Steven Aftergood: CIA Classifies Open Source Works

Steven Aftergood

Charter of Open Source Org is Classified, CIA Says

Open Source Works, which is the CIA’s in-house open source analysis component, is devoted to intelligence analysis of unclassified, open source information.  Oddly, however, the directive that established Open Source Works is classified, as is the charter of the organization.  In fact, CIA says the very existence of any such records is a classified fact.

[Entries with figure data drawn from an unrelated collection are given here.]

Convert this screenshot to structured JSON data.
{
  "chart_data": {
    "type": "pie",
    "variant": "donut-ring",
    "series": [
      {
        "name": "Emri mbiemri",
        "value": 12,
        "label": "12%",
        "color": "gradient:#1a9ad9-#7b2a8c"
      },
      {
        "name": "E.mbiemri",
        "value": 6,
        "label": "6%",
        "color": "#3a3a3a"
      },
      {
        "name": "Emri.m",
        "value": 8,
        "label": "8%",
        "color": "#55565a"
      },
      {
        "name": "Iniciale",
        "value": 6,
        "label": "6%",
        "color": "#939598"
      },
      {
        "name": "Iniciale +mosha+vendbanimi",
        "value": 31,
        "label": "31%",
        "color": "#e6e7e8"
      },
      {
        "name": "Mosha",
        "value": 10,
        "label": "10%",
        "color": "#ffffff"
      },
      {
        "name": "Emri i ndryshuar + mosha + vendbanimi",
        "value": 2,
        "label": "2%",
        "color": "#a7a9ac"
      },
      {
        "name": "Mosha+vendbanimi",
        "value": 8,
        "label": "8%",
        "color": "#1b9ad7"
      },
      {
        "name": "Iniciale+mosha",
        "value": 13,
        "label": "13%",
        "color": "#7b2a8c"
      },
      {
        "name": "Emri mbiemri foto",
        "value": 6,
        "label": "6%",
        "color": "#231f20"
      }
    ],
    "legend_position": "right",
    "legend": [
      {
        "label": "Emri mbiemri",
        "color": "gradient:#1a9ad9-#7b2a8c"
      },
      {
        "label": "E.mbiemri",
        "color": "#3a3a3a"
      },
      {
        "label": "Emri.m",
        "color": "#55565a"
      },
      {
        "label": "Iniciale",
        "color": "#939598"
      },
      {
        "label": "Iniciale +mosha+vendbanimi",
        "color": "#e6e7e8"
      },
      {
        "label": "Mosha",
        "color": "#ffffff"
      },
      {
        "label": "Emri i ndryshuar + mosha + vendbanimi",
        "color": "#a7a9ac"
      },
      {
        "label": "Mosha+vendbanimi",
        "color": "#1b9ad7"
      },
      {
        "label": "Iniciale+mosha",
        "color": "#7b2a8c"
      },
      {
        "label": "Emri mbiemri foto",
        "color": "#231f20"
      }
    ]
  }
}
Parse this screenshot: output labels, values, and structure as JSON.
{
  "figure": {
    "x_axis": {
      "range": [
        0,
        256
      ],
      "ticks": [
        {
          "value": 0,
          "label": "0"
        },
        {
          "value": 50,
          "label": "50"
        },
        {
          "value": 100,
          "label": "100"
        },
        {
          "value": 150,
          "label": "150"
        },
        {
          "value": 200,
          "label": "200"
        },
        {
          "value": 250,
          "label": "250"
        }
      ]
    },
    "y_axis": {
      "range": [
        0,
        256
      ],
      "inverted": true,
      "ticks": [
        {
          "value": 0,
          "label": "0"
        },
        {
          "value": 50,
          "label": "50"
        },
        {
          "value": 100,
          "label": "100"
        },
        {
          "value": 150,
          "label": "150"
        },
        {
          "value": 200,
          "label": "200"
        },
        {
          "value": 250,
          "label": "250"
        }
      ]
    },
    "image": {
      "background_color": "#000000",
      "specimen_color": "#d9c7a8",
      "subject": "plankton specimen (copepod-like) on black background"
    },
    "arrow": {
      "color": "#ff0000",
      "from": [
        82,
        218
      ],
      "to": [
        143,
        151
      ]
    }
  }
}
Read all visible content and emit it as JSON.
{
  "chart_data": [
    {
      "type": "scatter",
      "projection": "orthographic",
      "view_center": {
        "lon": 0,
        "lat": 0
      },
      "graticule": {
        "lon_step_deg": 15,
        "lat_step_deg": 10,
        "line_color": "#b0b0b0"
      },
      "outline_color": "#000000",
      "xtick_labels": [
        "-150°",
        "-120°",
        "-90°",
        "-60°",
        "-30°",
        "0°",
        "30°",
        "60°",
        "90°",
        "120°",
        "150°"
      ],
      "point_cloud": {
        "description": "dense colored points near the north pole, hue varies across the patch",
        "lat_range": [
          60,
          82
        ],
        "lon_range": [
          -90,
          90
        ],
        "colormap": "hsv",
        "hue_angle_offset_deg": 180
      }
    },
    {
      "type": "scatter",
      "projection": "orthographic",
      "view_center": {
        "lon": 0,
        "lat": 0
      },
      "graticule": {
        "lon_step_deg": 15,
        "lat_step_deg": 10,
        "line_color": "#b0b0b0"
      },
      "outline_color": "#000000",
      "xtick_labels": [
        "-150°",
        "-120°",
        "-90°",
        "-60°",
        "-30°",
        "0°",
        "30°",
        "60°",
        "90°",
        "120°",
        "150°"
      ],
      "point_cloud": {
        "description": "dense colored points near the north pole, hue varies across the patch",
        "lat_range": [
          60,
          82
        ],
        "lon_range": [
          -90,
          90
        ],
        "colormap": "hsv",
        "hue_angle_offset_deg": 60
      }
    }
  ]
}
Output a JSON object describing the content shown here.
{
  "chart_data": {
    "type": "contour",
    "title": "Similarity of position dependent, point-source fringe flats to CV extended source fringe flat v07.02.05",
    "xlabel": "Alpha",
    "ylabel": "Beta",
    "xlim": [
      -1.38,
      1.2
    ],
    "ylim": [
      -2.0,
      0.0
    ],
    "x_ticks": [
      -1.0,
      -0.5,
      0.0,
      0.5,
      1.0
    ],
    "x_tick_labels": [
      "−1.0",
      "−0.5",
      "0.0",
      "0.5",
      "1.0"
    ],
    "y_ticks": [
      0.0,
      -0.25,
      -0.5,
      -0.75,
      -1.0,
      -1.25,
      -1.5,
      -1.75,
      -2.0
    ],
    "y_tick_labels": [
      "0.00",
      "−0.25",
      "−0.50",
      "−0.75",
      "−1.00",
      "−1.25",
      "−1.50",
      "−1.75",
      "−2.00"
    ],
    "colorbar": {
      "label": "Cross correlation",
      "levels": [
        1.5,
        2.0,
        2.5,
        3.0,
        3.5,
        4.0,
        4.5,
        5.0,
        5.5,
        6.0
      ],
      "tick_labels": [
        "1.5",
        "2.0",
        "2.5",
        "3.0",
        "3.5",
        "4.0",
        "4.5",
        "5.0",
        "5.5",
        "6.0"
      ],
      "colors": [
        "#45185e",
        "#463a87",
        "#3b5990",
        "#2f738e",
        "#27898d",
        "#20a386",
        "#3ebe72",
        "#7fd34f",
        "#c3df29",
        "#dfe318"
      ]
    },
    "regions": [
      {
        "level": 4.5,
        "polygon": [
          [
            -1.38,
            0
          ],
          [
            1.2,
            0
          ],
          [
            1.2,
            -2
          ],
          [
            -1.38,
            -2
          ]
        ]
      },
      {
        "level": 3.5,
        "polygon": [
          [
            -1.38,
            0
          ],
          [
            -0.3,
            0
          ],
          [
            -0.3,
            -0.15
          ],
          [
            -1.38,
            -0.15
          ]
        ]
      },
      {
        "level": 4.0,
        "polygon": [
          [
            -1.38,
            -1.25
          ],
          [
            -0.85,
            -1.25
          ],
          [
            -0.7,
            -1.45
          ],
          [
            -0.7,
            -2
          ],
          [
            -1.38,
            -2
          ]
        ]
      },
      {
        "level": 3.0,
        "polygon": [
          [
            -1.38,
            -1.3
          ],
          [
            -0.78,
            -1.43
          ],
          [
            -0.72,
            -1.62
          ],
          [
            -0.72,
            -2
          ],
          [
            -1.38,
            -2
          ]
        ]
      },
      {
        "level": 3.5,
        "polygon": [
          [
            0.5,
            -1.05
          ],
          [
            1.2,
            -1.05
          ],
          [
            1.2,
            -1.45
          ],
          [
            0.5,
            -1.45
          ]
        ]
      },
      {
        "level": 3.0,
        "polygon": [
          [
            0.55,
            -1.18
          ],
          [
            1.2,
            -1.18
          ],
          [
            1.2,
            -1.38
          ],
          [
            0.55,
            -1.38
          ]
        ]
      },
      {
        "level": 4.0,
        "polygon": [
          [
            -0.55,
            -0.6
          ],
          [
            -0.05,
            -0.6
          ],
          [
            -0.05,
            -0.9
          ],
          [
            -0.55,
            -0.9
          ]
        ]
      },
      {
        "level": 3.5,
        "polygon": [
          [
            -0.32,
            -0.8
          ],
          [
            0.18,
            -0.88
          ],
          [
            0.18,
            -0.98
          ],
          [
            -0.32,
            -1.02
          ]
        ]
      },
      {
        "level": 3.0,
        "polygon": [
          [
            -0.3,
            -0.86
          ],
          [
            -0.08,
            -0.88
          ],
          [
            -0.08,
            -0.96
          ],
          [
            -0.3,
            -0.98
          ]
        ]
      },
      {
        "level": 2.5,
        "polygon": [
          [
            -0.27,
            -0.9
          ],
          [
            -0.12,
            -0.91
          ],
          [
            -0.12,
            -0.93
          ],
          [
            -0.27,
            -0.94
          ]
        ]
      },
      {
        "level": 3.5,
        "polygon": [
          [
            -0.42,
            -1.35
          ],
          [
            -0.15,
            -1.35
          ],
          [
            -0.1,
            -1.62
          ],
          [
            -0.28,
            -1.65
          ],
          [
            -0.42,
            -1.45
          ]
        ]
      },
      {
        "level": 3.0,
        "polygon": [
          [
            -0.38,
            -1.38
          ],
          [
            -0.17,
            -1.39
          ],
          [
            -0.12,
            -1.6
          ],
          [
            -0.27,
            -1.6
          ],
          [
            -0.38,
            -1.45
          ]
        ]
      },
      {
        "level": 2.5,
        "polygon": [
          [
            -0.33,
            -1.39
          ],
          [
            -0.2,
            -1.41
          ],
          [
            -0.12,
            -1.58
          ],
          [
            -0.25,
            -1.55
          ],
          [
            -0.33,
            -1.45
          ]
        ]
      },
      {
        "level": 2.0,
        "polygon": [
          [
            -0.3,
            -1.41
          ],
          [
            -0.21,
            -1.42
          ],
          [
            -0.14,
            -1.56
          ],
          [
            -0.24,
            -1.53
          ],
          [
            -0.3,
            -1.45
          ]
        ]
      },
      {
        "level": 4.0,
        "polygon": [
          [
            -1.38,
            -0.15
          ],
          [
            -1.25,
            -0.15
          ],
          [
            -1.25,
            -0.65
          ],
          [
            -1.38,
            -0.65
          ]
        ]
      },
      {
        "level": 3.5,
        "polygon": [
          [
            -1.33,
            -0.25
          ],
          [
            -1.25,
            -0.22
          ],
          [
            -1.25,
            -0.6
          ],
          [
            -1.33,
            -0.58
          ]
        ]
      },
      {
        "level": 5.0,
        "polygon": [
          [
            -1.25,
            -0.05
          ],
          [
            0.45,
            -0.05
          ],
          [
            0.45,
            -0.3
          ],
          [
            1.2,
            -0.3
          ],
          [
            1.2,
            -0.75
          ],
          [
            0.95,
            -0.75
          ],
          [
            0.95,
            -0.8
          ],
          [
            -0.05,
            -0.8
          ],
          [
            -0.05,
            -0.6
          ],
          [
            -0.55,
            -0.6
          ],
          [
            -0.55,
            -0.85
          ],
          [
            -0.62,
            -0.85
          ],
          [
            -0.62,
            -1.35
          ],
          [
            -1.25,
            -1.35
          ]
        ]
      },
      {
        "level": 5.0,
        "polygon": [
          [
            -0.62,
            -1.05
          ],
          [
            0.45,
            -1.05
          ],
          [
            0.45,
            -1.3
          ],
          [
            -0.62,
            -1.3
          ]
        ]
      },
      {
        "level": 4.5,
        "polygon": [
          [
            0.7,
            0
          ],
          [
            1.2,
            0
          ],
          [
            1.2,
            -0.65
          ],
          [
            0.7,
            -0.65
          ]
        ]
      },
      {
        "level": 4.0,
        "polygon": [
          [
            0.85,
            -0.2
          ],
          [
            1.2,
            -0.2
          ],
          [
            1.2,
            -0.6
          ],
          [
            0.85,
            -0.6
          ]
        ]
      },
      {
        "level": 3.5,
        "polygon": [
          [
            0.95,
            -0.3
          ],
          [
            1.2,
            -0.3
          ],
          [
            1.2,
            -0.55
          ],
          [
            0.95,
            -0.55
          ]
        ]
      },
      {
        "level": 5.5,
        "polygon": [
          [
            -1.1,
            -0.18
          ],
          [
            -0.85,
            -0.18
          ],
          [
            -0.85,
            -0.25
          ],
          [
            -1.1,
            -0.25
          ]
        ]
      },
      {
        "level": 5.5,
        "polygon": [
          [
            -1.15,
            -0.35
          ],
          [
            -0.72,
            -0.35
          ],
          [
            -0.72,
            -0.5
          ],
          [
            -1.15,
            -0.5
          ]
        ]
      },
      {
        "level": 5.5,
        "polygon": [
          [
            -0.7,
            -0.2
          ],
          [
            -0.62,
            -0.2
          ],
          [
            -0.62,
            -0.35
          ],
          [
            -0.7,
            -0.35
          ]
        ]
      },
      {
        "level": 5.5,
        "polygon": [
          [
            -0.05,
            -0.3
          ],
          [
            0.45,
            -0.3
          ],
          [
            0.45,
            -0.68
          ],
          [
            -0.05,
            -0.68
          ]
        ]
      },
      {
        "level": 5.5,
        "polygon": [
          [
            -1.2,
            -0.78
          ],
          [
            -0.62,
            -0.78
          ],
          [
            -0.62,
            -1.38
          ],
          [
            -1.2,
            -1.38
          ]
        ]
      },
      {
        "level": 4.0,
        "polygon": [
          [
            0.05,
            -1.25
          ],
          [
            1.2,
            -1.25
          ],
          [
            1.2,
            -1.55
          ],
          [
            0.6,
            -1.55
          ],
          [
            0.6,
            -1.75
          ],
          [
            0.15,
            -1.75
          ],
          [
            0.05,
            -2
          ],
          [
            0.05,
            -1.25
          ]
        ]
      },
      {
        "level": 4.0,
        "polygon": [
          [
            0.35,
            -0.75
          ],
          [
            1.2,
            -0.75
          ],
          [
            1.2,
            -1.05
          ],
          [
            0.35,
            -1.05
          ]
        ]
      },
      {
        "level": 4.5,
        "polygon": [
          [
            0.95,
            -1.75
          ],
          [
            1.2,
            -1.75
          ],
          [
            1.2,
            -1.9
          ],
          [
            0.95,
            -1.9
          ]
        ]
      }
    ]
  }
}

“The CIA can neither confirm nor deny the existence or nonexistence of records responsive to your request,” wrote Susan Viscuso, CIA Information and Privacy Coordinator, in a November 29 response to a Freedom of Information Act request from Jeffrey Richelson of the National Security Archive for the Open Source Works directive and charter.

“The fact of the existence or nonexistence of requested records is currently and properly classified and is intelligence sources and methods information that is protected from disclosure,” Dr. Viscuso wrote.

This is a surprising development since Open Source Works — by definition — does not engage in clandestine collection of intelligence.  Rather, it performs analysis based on unclassified, open source materials.

Thus, according to a November 2010 CIA report, Open Source Works “was charged by the [CIA] Director for Intelligence with drawing on language-trained analysts to mine open-source information for new or alternative insights on intelligence issues. Open Source Works’ products, based only on open source information, do not represent the coordinated views of the Central Intelligence Agency.”

As such, there is no basis for treating Open Source Works as a covert, unacknowledged intelligence organization.  It isn’t one.